Winter shut her eyes.
Stay with me, Princess.
After a suffocating silence, Scarlet murmured, “It just seems like there should be a way to manage it, without … this.”
The harness tightened, forcing the air out of her lungs. With a whimper, she tilted her head back to avoid it pressing against her windpipe.
“What—Winter?”
Stars danced behind her eyelids. Her lungs burned. Blood dripped off the curls of her hair and soaked into the harness straps. She stopped fighting it and let her body slump forward. The straps crushed her sternum, snapped her ribs.
Scarlet cursed, but the sound was distant and muffled.
Hands thumped against her like mittened fingers, leaning her back against the seat and feeling her throat. She heard her name but it was far away, trying to reach her across a whole sea of stars and everything was fading fast …
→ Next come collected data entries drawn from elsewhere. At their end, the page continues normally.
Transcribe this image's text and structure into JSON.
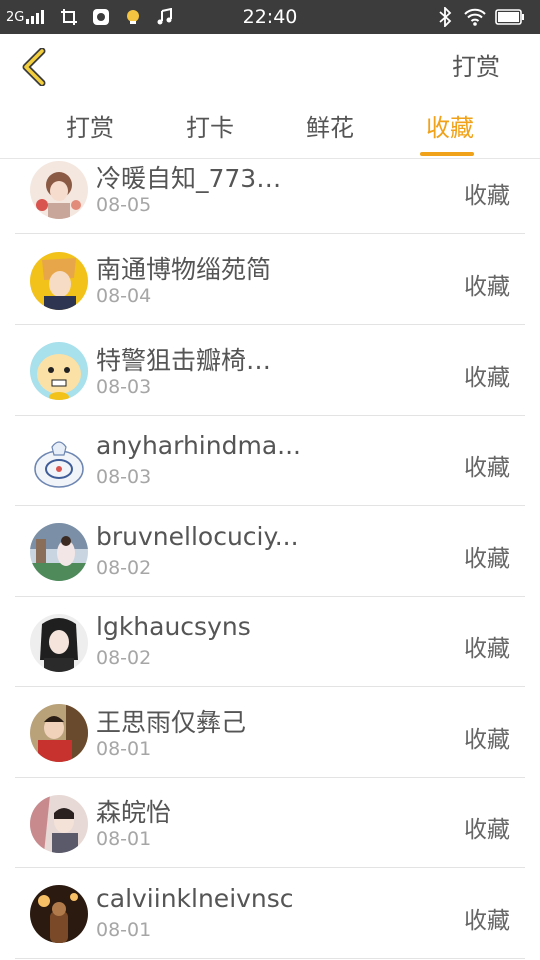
{
  "status_bar": {
    "network": "2G",
    "time": "22:40"
  },
  "header": {
    "action_label": "打赏"
  },
  "tabs": [
    {
      "label": "打赏",
      "active": false
    },
    {
      "label": "打卡",
      "active": false
    },
    {
      "label": "鲜花",
      "active": false
    },
    {
      "label": "收藏",
      "active": true
    }
  ],
  "list": [
    {
      "name": "冷暖自知_773…",
      "date": "08-05",
      "action": "收藏"
    },
    {
      "name": "南通博物缁苑简",
      "date": "08-04",
      "action": "收藏"
    },
    {
      "name": "特警狙击瓣椅…",
      "date": "08-03",
      "action": "收藏"
    },
    {
      "name": "anyharhindma...",
      "date": "08-03",
      "action": "收藏"
    },
    {
      "name": "bruvnellocuciy...",
      "date": "08-02",
      "action": "收藏"
    },
    {
      "name": "lgkhaucsyns",
      "date": "08-02",
      "action": "收藏"
    },
    {
      "name": "王思雨仅彝己",
      "date": "08-01",
      "action": "收藏"
    },
    {
      "name": "森皖怡",
      "date": "08-01",
      "action": "收藏"
    },
    {
      "name": "calviinklneivnsc",
      "date": "08-01",
      "action": "收藏"
    }
  ],
  "colors": {
    "accent": "#f0a21a",
    "status_bar": "#3c3c3c"
  }
}
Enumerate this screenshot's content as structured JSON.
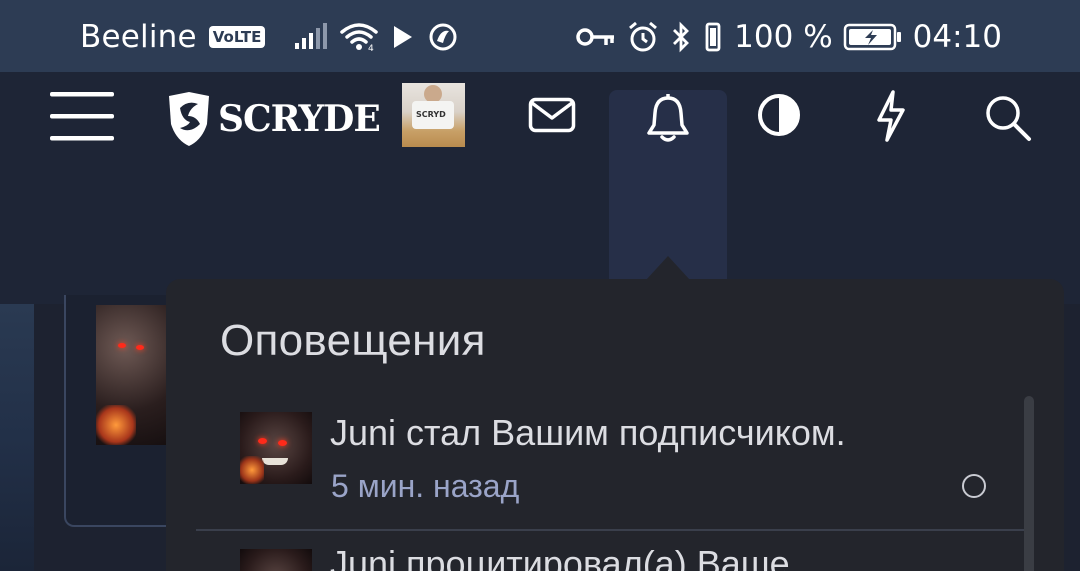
{
  "status_bar": {
    "carrier": "Beeline",
    "volte": "VoLTE",
    "battery_percent": "100 %",
    "time": "04:10"
  },
  "header": {
    "logo_text": "SCRYDE",
    "user_avatar_text": "SCRYD",
    "icons": [
      "menu-icon",
      "mail-icon",
      "bell-icon",
      "theme-toggle-icon",
      "bolt-icon",
      "search-icon"
    ]
  },
  "notifications": {
    "title": "Оповещения",
    "items": [
      {
        "text": "Juni стал Вашим подписчиком.",
        "time": "5 мин. назад"
      },
      {
        "text": "Juni процитировал(а) Ваше"
      }
    ]
  }
}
There was a series of loud clicks and the whir of the harness being reeled into the ship’s roof.
Winter collapsed into Scarlet’s arms, both of them crumpled over the center console. Scarlet struggled to lift Winter’s head and open her air passage while keeping the ship from colliding with Luna’s jagged terrain.
Air rushed back into Winter’s lungs. She gasped, swallowing it down hungrily. Her throat was still stinging, but the aches in her chest were fading into the lost depths of the hallucination. She coughed and forced her eyes open. The blood had receded, and now only the remnants of Ryu’s death were left, dried and smeared on her skirt.
“Are you all right?” Scarlet cried, half hysterical.
Winter met her bewildered face, still dizzy from the loss of air, and whispered, “The harness tried to kill me.”
Dragging a hand through her hair, Scarlet fell back into the pilot’s seat. Through the window, half a dozen distant domes were growing larger—a slow growth, giving way to the subtle impression of buildings underneath.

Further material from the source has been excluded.